Depth of field is a photographic term that describes the range of distance within a scene that appears acceptably sharp. It is an important aspect of photography that adds a sense of realism to images by blurring the out-of-focus areas. In the video, depth of field is used as a technique to make the AI-generated images more realistic by simulating the way a camera focuses on the subject and blurs the background.

💡Facial Repair

Facial repair refers to the process of enhancing or correcting the appearance of a face in an image. In the context of the video, it is one of the methods mentioned for improving the quality and realism of the AI-generated images, particularly focusing on the character's face to ensure consistency and a more polished look.

💡LORA

LORA, or Low-Rank Adaptation, is a technique used in AI models to adapt the model to generate images that are consistent with a specific style or subject. In the video, it is mentioned as a method to achieve facial unity in AI-generated images by training the model with images of a specific model or character, ensuring that the generated faces are consistent across different images.

Highlights

The speaker introduces a method for generating consistent multi-angle images of characters and scenes, addressing a common issue in SD (presumably a digital art or animation software).

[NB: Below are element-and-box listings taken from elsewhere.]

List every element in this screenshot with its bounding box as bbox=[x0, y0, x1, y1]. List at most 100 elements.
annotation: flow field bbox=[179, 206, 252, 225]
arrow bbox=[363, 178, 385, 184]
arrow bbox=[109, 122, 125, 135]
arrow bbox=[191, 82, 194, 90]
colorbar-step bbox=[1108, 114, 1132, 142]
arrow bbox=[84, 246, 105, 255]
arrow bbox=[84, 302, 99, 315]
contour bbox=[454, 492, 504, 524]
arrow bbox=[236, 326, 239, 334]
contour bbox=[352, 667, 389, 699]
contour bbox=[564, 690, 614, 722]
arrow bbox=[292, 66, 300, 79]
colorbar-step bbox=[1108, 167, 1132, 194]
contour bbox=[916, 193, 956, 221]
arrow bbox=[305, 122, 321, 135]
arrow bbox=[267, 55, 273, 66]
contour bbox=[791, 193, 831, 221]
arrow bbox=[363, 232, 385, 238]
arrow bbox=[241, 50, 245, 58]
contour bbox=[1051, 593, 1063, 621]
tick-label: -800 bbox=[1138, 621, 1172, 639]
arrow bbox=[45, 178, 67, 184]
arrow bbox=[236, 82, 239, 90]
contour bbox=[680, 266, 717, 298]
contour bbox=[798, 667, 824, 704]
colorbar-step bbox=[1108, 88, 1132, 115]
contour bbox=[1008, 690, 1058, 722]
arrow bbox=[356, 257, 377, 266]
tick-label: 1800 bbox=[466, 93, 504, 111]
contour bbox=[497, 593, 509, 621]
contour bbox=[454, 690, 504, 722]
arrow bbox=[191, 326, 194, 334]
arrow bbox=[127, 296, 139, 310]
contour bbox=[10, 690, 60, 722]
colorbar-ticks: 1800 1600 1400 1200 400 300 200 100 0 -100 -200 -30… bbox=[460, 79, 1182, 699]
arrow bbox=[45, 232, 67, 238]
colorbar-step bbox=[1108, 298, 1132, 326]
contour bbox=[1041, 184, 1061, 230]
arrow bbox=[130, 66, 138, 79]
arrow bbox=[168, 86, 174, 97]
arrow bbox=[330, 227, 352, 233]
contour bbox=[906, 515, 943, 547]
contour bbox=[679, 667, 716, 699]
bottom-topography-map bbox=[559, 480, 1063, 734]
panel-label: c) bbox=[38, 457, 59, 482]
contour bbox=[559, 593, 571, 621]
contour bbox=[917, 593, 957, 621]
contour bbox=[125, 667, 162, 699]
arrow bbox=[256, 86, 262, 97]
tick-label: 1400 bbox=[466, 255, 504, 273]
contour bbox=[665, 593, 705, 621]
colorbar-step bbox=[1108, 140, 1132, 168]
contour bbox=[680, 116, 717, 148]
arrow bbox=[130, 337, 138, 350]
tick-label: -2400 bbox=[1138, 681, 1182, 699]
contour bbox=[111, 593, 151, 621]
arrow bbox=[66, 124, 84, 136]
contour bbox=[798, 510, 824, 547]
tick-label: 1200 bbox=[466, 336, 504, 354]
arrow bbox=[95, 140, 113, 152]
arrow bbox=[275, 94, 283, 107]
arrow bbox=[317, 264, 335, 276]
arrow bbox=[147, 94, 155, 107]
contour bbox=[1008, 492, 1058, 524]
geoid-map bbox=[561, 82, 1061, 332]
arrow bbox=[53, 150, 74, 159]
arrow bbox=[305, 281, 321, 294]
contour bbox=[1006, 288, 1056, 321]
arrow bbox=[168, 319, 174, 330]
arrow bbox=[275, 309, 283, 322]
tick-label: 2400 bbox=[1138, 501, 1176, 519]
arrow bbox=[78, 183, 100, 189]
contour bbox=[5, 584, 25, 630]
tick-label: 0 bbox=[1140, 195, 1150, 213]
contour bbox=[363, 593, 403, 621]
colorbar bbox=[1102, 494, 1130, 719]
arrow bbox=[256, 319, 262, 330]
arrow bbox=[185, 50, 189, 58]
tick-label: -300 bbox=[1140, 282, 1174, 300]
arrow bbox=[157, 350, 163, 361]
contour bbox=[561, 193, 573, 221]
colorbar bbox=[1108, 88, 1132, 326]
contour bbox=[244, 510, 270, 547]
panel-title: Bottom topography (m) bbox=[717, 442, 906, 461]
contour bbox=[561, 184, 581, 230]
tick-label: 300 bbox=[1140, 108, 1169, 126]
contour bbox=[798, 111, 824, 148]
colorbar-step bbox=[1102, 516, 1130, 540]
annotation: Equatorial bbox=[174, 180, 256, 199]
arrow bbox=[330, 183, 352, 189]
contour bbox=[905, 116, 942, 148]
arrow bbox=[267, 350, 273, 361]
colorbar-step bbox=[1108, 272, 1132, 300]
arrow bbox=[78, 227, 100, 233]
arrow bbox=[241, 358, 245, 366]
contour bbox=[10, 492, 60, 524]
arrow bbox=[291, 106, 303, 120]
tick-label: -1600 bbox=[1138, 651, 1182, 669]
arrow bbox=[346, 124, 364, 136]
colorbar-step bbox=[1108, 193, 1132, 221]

A tutorial video was previously published demonstrating the use of a 15宫格 (15-grid) system combined with OpenPose for generating consistent facial images of a character from different angles.

The current session focuses on extending the previous method to generate images of the same character in the same scene from different camera angles.

The speaker acknowledges the contribution of an unnamed foreign expert whose blog post inspired the method.

The method involves using two control nets, one for the street scene (lineart model) and another for the character (OpenPose skeletal model).

The speaker claims that their approach for generating multi-angle images is an exclusive first release on the internet.

Google Maps' Street View is recommended as a tool for obtaining images of streets from different angles without the need for physical photography.

The process includes finding suitable street views, capturing screenshots, and using image editing tools to prepare the images for the SD software.

The speaker provides a detailed demonstration of the image processing steps, including the use of Fireworks or Photoshop for image editing.

ControlNet's unit0 and unit1 settings are discussed, with the LINEART model being preferred for the lineart control net.

The importance of adjusting the control net's settings to match the resolution of the input images is emphasized.

The speaker explains how to use the骨骼图 (skeletal diagram) to create a template for generating the character in the scene.

The process of erasing the character area in the lineart to allow for character generation is described.

The final step involves using the 图生图 (image generation) feature to optimize and add realism to the generated images.

The speaker addresses the issue of image similarity and suggests that while the final images may not closely resemble the Google Street View images, they achieve the goal of showing the same character in different angles.

The speaker offers three methods for facial repair and unification of the character's face across images.

The tutorial concludes with a call to action for viewers to like the video for more content and a promise of future AI-related tutorials.